Zum Buch:
Es war eine Kneipenidee, die den englischen Schriftsteller Paul Scraton dazu brachte, in zehn Etappen 180 km rund um Berlin zu laufen. Die Sehenswürdigkeiten, Szeneviertel, die Ausflugsziele und Kulturstätten der Stadt sind ihm, der seit fünfzehn Jahren dort lebt, bestens vertraut. Jetzt interessieren ihn die Gegenden, durch die man sonst nur im Auto oder Zug so schnell wie möglich hindurchfährt, um von einem Ort zum anderen zu gelangen: die Randgebiete, das Grenzland zwischen Berlin und Brandenburg. Wo nicht mehr Stadt ist und noch nicht Land.

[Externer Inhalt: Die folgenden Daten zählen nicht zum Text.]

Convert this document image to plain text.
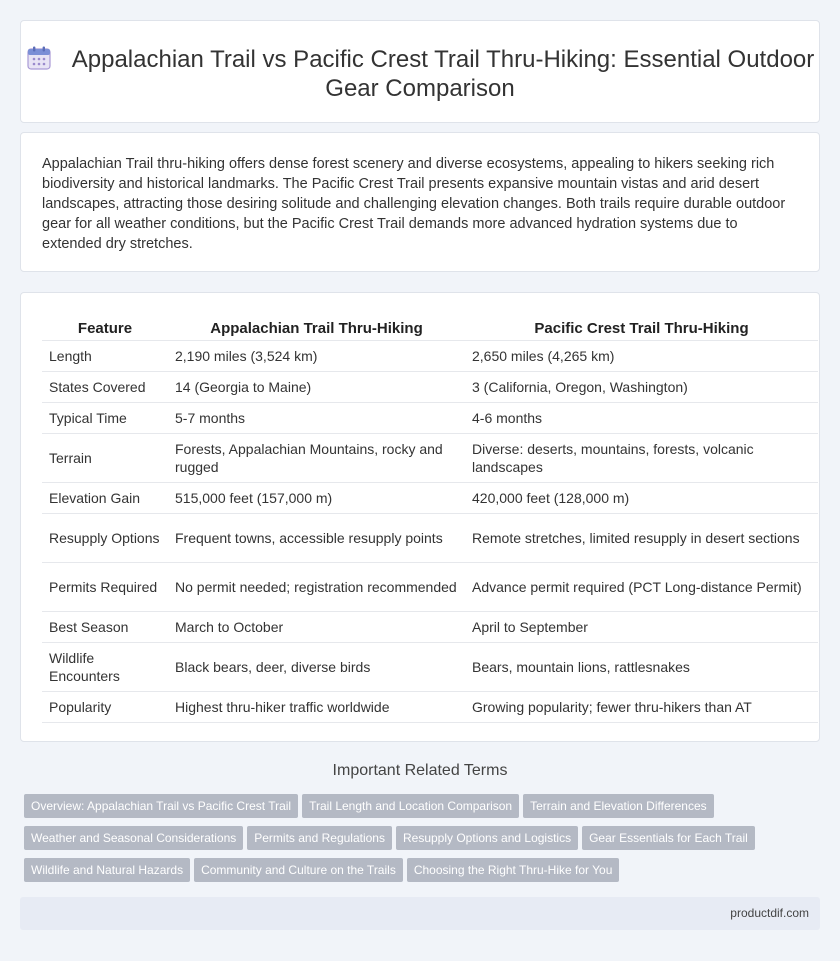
Appalachian Trail vs Pacific Crest Trail Thru-Hiking: Essential Outdoor Gear Comparison

Appalachian Trail thru-hiking offers dense forest scenery and diverse ecosystems, appealing to hikers seeking rich biodiversity and historical landmarks. The Pacific Crest Trail presents expansive mountain vistas and arid desert landscapes, attracting those desiring solitude and challenging elevation changes. Both trails require durable outdoor gear for all weather conditions, but the Pacific Crest Trail demands more advanced hydration systems due to extended dry stretches.

Feature	Appalachian Trail Thru-Hiking	Pacific Crest Trail Thru-Hiking
Length	2,190 miles (3,524 km)	2,650 miles (4,265 km)
States Covered	14 (Georgia to Maine)	3 (California, Oregon, Washington)
Typical Time	5-7 months	4-6 months
Terrain	Forests, Appalachian Mountains, rocky and rugged	Diverse: deserts, mountains, forests, volcanic landscapes
Elevation Gain	515,000 feet (157,000 m)	420,000 feet (128,000 m)
Resupply Options	Frequent towns, accessible resupply points	Remote stretches, limited resupply in desert sections
Permits Required	No permit needed; registration recommended	Advance permit required (PCT Long-distance Permit)
Best Season	March to October	April to September
Wildlife Encounters	Black bears, deer, diverse birds	Bears, mountain lions, rattlesnakes
Popularity	Highest thru-hiker traffic worldwide	Growing popularity; fewer thru-hikers than AT
Important Related Terms
Overview: Appalachian Trail vs Pacific Crest Trail Trail Length and Location Comparison Terrain and Elevation DifferencesWeather and Seasonal Considerations Permits and Regulations Resupply Options and Logistics Gear Essentials for Each TrailWildlife and Natural Hazards Community and Culture on the Trails Choosing the Right Thru-Hike for You
productdif.com
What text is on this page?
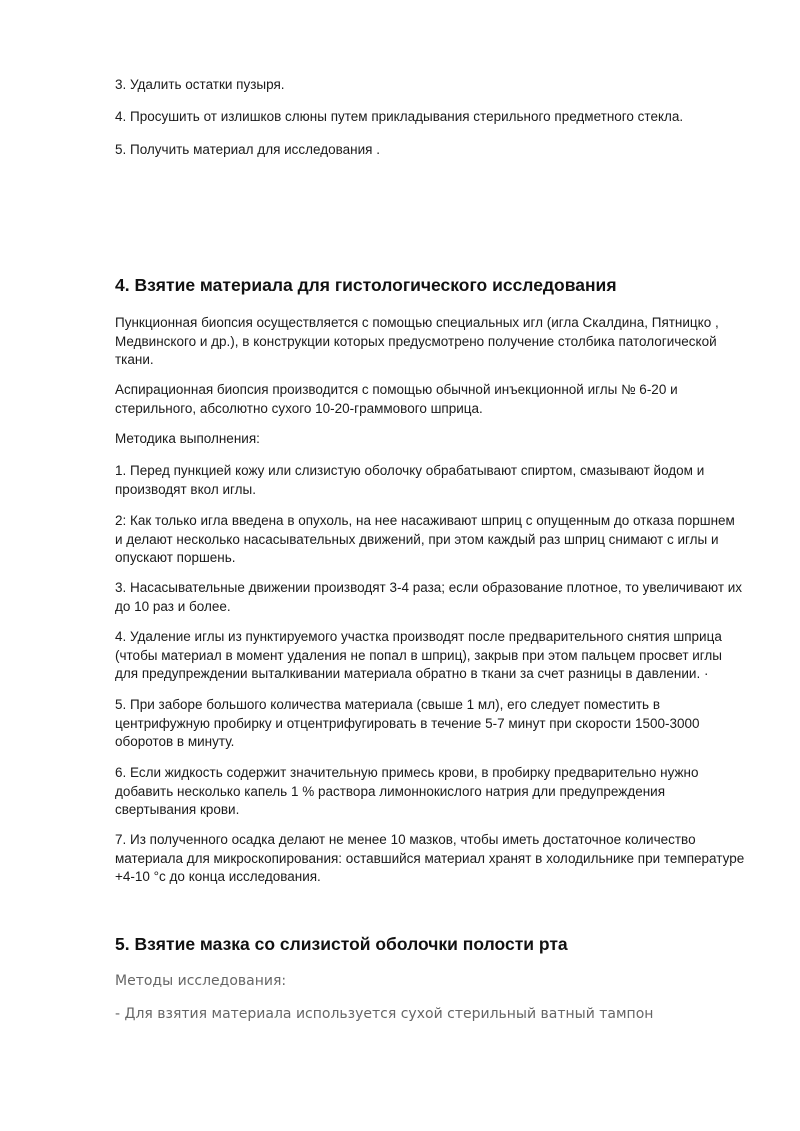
3. Удалить остатки пузыря.

4. Просушить от излишков слюны путем прикладывания стерильного предметного стекла.

5. Получить материал для исследования .

4. Взятие материала для гистологического исследования

Пункционная биопсия осуществляется с помощью специальных игл (игла Скалдина, Пятницко , Медвинского и др.), в конструкции которых предусмотрено получение столбика патологической ткани.

Аспирационная биопсия производится с помощью обычной инъекционной иглы № 6-20 и стерильного, абсолютно сухого 10-20-граммового шприца.

Методика выполнения:

1. Перед пункцией кожу или слизистую оболочку обрабатывают спиртом, смазывают йодом и производят вкол иглы.

2: Как только игла введена в опухоль, на нее насаживают шприц с опущенным до отказа поршнем и делают несколько насасывательных движений, при этом каждый раз шприц снимают с иглы и опускают поршень.

3. Насасывательные движении производят 3-4 раза; если образование плотное, то увеличивают их до 10 раз и более.

4. Удаление иглы из пунктируемого участка производят после предварительного снятия шприца (чтобы материал в момент удаления не попал в шприц), закрыв при этом пальцем просвет иглы для предупреждении выталкивании материала обратно в ткани за счет разницы в давлении. ·

5. При заборе большого количества материала (свыше 1 мл), его следует поместить в центрифужную пробирку и отцентрифугировать в течение 5-7 минут при скорости 1500-3000 оборотов в минуту.

6. Если жидкость содержит значительную примесь крови, в пробирку предварительно нужно добавить несколько капель 1 % раствора лимоннокислого натрия дли предупреждения свертывания крови.

7. Из полученного осадка делают не менее 10 мазков, чтобы иметь достаточное количество материала для микроскопирования: оставшийся материал хранят в холодильнике при температуре +4-10 °с до конца исследования.

5. Взятие мазка со слизистой оболочки полости рта

Методы исследования:

- Для взятия материала используется сухой стерильный ватный тампон
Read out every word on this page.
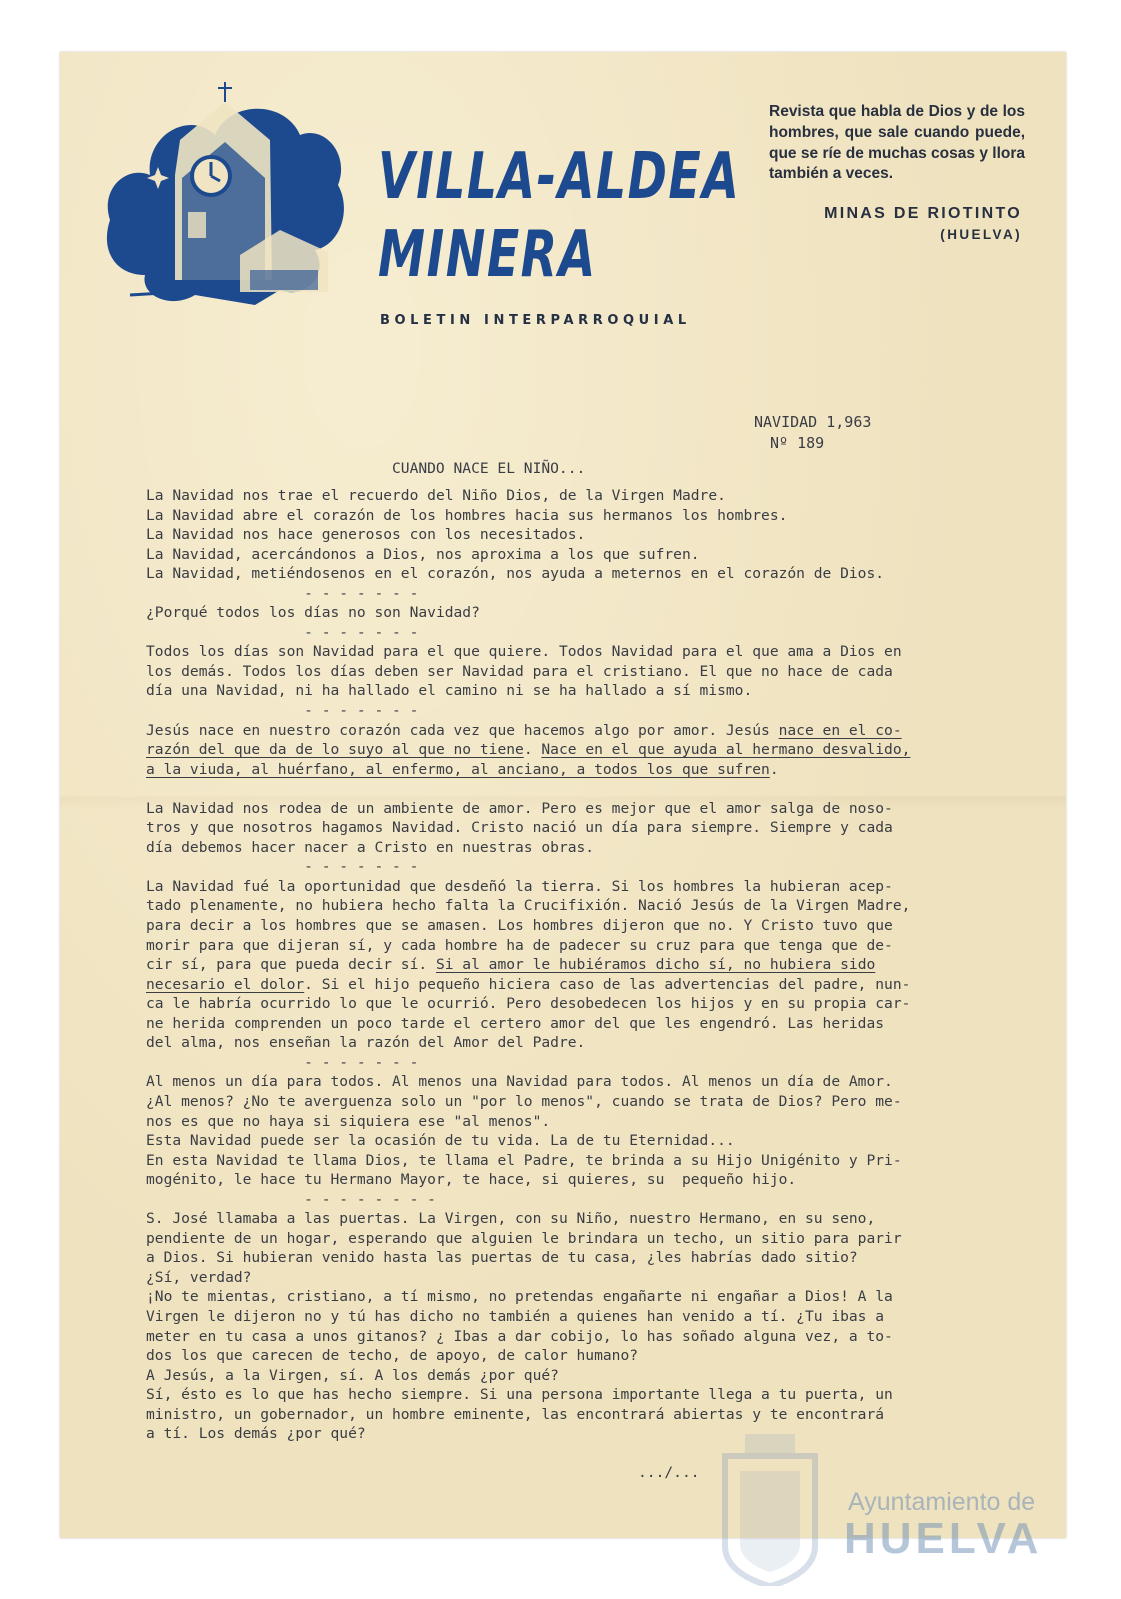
VILLA-ALDEA
MINERA
BOLETIN INTERPARROQUIAL
Revista que habla de Dios y de los hombres, que sale cuando puede, que se ríe de muchas cosas y llora también a veces.
MINAS DE RIOTINTO
(HUELVA)
NAVIDAD 1,963
Nº 189
CUANDO NACE EL NIÑO...
La Navidad nos trae el recuerdo del Niño Dios, de la Virgen Madre.
La Navidad abre el corazón de los hombres hacia sus hermanos los hombres.
La Navidad nos hace generosos con los necesitados.
La Navidad, acercándonos a Dios, nos aproxima a los que sufren.
La Navidad, metiéndosenos en el corazón, nos ayuda a meternos en el corazón de Dios.
- - - - - - -
¿Porqué todos los días no son Navidad?
- - - - - - -
Todos los días son Navidad para el que quiere. Todos Navidad para el que ama a Dios en
los demás. Todos los días deben ser Navidad para el cristiano. El que no hace de cada
día una Navidad, ni ha hallado el camino ni se ha hallado a sí mismo.
- - - - - - -
Jesús nace en nuestro corazón cada vez que hacemos algo por amor. Jesús nace en el co-
razón del que da de lo suyo al que no tiene. Nace en el que ayuda al hermano desvalido,
a la viuda, al huérfano, al enfermo, al anciano, a todos los que sufren.

La Navidad nos rodea de un ambiente de amor. Pero es mejor que el amor salga de noso-
tros y que nosotros hagamos Navidad. Cristo nació un día para siempre. Siempre y cada
día debemos hacer nacer a Cristo en nuestras obras.
- - - - - - -
La Navidad fué la oportunidad que desdeñó la tierra. Si los hombres la hubieran acep-
tado plenamente, no hubiera hecho falta la Crucifixión. Nació Jesús de la Virgen Madre,
para decir a los hombres que se amasen. Los hombres dijeron que no. Y Cristo tuvo que
morir para que dijeran sí, y cada hombre ha de padecer su cruz para que tenga que de-
cir sí, para que pueda decir sí. Si al amor le hubiéramos dicho sí, no hubiera sido
necesario el dolor. Si el hijo pequeño hiciera caso de las advertencias del padre, nun-
ca le habría ocurrido lo que le ocurrió. Pero desobedecen los hijos y en su propia car-
ne herida comprenden un poco tarde el certero amor del que les engendró. Las heridas
del alma, nos enseñan la razón del Amor del Padre.
- - - - - - -
Al menos un día para todos. Al menos una Navidad para todos. Al menos un día de Amor.
¿Al menos? ¿No te averguenza solo un "por lo menos", cuando se trata de Dios? Pero me-
nos es que no haya si siquiera ese "al menos".
Esta Navidad puede ser la ocasión de tu vida. La de tu Eternidad...
En esta Navidad te llama Dios, te llama el Padre, te brinda a su Hijo Unigénito y Pri-
mogénito, le hace tu Hermano Mayor, te hace, si quieres, su  pequeño hijo.
- - - - - - - -
S. José llamaba a las puertas. La Virgen, con su Niño, nuestro Hermano, en su seno,
pendiente de un hogar, esperando que alguien le brindara un techo, un sitio para parir
a Dios. Si hubieran venido hasta las puertas de tu casa, ¿les habrías dado sitio?
¿Sí, verdad?
¡No te mientas, cristiano, a tí mismo, no pretendas engañarte ni engañar a Dios! A la
Virgen le dijeron no y tú has dicho no también a quienes han venido a tí. ¿Tu ibas a
meter en tu casa a unos gitanos? ¿ Ibas a dar cobijo, lo has soñado alguna vez, a to-
dos los que carecen de techo, de apoyo, de calor humano?
A Jesús, a la Virgen, sí. A los demás ¿por qué?
Sí, ésto es lo que has hecho siempre. Si una persona importante llega a tu puerta, un
ministro, un gobernador, un hombre eminente, las encontrará abiertas y te encontrará
a tí. Los demás ¿por qué?

.../...
Ayuntamiento de
HUELVA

Den ersten „Spaziergang“, wie Scraton seine kilometerlangen Wanderungen nennt, beginnt er am 23. Januar im Norden Berlins, an der Greenwichpromenade in Tegel. Von dort umrundet er die Stadt im Uhrzeigersinn. Er läuft durch den Osten, über Ahrensfelde, Köpenick, weiter in den Südwesten zur Gropiusstadt, über Wannsee nach Spandau und zurück nach Tegel. Durchquert das ehemalige Staatsgebiet der DDR und, im Westen der Stadt, das Gelände, in dem sich DDR und das eingeschlossene Westberlin berührten. Wandert durch die Gegenden, die man sonst nur im Auto oder Zug so schnell wie möglich durchquert: die Randgebiete, das Grenzland zwischen Berlin und Brandenburg. Wo nicht mehr Stadt ist und noch nicht Land.
Scraton läuft durch trostlose Ansammlungen von Baumärkten, Outlets, Autohäusern und Brachen, entlang an Vorortsiedlungen, durch Wald, ans Wasser. Den Mauerweg entlang, durch gigantische Hochhaussiedlungen und vorbei an ehemaligen Zwangsarbeiterlagern. Er durchstreift Villengegenden, geht am Wannsee entlang zur Pfaueninsel. Er beobachtet mit genauem Blick und beschreibt, was er sieht. Schnörkellos, ohne zu bewerten, und wach für das, was die Landschaften, Ansiedlungen und Gebäude erzählen.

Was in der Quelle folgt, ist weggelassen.